Summary: Pull Request resolved: #727 Classy Models should work like regular PyTorch models. The `{get, set}_classy_state` functions for state are the only blockers which this diff fixes by moving over to `state_dict` and `load_state_dict`. `{get, set}_classy_state` will still work for backwards compatibility, but will call the PyTorch functions directly. Differential Revision: D25213283 fbshipit-source-id: 3cd64f530de83574174884d3b8848a1f6003f854
facebookresearch · Mar 24, 2021 · b73871e · b73871e
1 parent c4d9725
commit b73871e
Showing 1 changed file with 10 additions and 4 deletions.
diff --git a/classy_vision/models/classy_model.py b/classy_vision/models/classy_model.py
@@ -201,7 +201,7 @@ def from_checkpoint(cls, checkpoint):
         model.set_classy_state(checkpoint["classy_state_dict"]["base_model"])
         return model
 
-    def get_classy_state(self, deep_copy=False):
+    def state_dict(self, deep_copy=False):
         """Get the state of the ClassyModel.
 
         The returned state is used for checkpointing.
@@ -222,7 +222,7 @@ def get_classy_state(self, deep_copy=False):
         # as the trunk state.
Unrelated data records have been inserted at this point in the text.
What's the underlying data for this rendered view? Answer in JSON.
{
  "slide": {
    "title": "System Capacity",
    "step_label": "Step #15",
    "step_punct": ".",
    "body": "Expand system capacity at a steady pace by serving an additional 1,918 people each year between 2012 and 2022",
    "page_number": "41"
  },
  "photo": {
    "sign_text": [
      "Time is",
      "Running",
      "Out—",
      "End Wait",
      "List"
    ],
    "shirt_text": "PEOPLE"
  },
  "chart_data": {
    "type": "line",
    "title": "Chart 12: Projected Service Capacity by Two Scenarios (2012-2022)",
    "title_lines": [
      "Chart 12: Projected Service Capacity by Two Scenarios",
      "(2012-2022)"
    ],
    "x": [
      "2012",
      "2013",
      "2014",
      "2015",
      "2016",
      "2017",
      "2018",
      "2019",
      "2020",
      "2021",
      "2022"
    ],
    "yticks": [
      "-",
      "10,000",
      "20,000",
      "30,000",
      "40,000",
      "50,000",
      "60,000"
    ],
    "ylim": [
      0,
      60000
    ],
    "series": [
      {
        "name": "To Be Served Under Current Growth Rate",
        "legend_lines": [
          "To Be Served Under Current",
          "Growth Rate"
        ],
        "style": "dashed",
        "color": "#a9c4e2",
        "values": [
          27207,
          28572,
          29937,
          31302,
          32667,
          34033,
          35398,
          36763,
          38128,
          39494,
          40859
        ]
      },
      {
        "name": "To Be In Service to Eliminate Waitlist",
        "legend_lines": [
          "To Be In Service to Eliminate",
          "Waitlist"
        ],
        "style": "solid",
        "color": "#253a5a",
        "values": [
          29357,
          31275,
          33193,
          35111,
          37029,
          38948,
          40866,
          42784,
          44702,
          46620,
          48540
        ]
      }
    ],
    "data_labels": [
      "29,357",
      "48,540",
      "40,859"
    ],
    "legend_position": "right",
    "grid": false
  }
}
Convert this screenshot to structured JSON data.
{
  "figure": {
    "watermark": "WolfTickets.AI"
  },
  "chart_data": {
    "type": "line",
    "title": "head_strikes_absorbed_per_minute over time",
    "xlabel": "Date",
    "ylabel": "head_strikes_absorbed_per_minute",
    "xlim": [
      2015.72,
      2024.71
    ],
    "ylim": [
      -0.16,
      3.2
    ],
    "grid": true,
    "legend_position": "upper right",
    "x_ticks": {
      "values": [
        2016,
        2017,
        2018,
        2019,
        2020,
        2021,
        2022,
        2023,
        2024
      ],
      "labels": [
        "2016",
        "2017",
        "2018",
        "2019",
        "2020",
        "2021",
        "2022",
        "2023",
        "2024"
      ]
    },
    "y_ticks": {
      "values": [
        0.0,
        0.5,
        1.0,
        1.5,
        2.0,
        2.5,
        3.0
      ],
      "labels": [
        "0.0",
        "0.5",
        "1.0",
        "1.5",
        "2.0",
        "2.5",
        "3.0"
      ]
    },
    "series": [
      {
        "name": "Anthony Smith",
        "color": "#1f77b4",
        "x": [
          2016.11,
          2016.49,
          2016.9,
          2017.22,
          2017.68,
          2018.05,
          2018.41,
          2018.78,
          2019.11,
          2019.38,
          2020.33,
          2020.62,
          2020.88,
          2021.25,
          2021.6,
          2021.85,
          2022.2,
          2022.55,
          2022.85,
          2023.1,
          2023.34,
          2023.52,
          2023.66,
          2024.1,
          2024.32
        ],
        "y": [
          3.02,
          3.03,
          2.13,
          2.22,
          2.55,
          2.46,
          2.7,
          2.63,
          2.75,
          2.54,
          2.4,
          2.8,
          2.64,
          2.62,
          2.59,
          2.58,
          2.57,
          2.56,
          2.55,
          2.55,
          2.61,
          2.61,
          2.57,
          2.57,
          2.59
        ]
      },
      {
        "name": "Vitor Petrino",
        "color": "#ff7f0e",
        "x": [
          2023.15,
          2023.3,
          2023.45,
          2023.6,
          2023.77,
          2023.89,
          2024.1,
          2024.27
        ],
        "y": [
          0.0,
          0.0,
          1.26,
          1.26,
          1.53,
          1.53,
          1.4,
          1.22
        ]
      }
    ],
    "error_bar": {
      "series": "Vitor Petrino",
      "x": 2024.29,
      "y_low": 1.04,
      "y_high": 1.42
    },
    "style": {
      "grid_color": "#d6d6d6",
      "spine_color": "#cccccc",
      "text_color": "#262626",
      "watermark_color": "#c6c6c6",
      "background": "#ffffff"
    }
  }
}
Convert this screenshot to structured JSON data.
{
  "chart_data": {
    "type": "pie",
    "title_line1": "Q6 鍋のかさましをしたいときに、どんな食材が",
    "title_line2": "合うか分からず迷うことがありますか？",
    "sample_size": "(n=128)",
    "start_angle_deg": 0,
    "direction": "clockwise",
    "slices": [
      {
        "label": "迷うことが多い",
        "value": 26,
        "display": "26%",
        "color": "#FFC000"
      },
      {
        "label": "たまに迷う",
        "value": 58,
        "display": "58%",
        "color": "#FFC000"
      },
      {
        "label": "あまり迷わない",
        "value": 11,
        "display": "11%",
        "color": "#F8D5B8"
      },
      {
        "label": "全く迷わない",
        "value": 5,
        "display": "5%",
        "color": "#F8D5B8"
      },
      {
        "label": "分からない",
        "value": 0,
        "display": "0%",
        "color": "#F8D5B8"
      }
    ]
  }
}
If the model doesn't have heads attached, all of the
         # model's state lives in the trunk.
         self.clear_heads()
-        trunk_state_dict = self.state_dict()
+        trunk_state_dict = super().state_dict()
         self.set_heads(attached_heads)
 
         head_state_dict = {}
@@ -252,7 +252,7 @@ def load_head_states(self, state, strict=True):
             for head_name, head_state in head_states.items():
                 self._heads[block_name][head_name].load_state_dict(head_state, strict)
 
-    def set_classy_state(self, state, strict=True):
+    def load_state_dict(self, state, strict=True):
         """Set the state of the ClassyModel.
 
         Args:
@@ -270,11 +270,17 @@ def set_classy_state(self, state, strict=True):
         # fetched / set when there are no blocks attached.
         attached_heads = self.get_heads()
         self.clear_heads()
-        self.load_state_dict(state["model"]["trunk"], strict)
+        super().load_state_dict(state["model"]["trunk"], strict)
 
         # set the heads back again
         self.set_heads(attached_heads)
 
+    def get_classy_state(self, deep_copy=False):
+        return self.state_dict(deep_copy=deep_copy)
+
+    def set_classy_state(self, state, strict=True):
+        self.load_state_dict(state, strict=strict)
+
     def forward(self, x):
         """
         Perform computation of blocks in the order define in get_blocks.